All the products and services offered by Islamic banking institutions are required to be approved by their Shariah advisors; in case of difference of opinion between the Shariah advisors and the banks’ management, the issue is referred to SBP’s Shariah board whose decision/opinion is final and binding on the Islamic banking institutions.The SBP Shariah board also reviews the broad Shariah issues of the industry and delivers its opinions to promote standardization in the industry. Further, we have a mechanism for Shariah inspections/audits along with the financial audit to assess Shariah compliance levels in the industry; Pakistan is probably the only country having this mechanism, which increases consumer confidence in the Shariah permissibility of Islamic banking products.

Key issues
Despite impressive growth during over the past five to six years, the industry is still facing a number of challenges, which we will have to tackle effectively in order to maintain the growth momentum.
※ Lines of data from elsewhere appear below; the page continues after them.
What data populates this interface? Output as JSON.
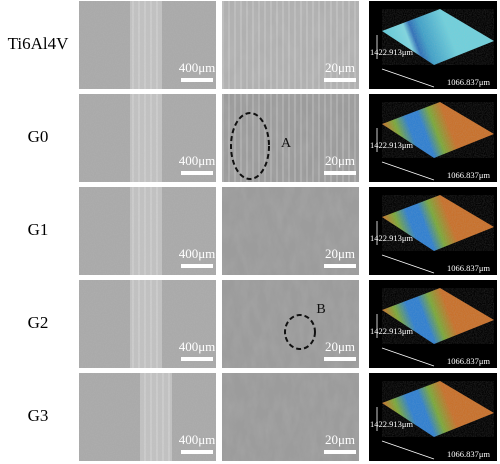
{
  "rows": [
    {
      "label": "Ti6Al4V",
      "sem_low_scale": "400μm",
      "sem_high_scale": "20μm",
      "profile_y": "1422.913μm",
      "profile_x": "1066.837μm"
    },
    {
      "label": "G0",
      "sem_low_scale": "400μm",
      "sem_high_scale": "20μm",
      "profile_y": "1422.913μm",
      "profile_x": "1066.837μm",
      "annotation": "A"
    },
    {
      "label": "G1",
      "sem_low_scale": "400μm",
      "sem_high_scale": "20μm",
      "profile_y": "1422.913μm",
      "profile_x": "1066.837μm"
    },
    {
      "label": "G2",
      "sem_low_scale": "400μm",
      "sem_high_scale": "20μm",
      "profile_y": "1422.913μm",
      "profile_x": "1066.837μm",
      "annotation": "B"
    },
    {
      "label": "G3",
      "sem_low_scale": "400μm",
      "sem_high_scale": "20μm",
      "profile_y": "1422.913μm",
      "profile_x": "1066.837μm"
    }
  ]
}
These include:

  • Extremely low literacy (understanding) on Islamic banking.
  • Limited capacity of Islamic bankers.
  • Lack of liquidity management instruments.
  • Low pace of product innovation.
  • Over-conservatism of Islamic banking institutions in tapping new avenues and developing participatory financing models/products.
  • Blurring the distinction between Islamic and conventional banking.

Sector outlook
The growing confidence of the public in Islamic banking has encouraged other players to introduce Islamic financial products. A number of Islamic mutual funds are already operating in the country and with about half a dozen Takaful operators in the pipeline, this will help drive the momentum in the use of the Islamic concept of risk sharing.

The flotation of Sukuk by entities like Pakistan International Airlines, Water and Power Development Authority and many other corporate entities has also opened access to Shariah compliant project financing.

Having said this, there is no room for complacency — Islamic banking institutions in Pakistan will have to come up with better and more efficient solutions to meet the financing needs of the business community, and the central bank will have to make its policy and regulatory framework more responsive to the industry dynamics.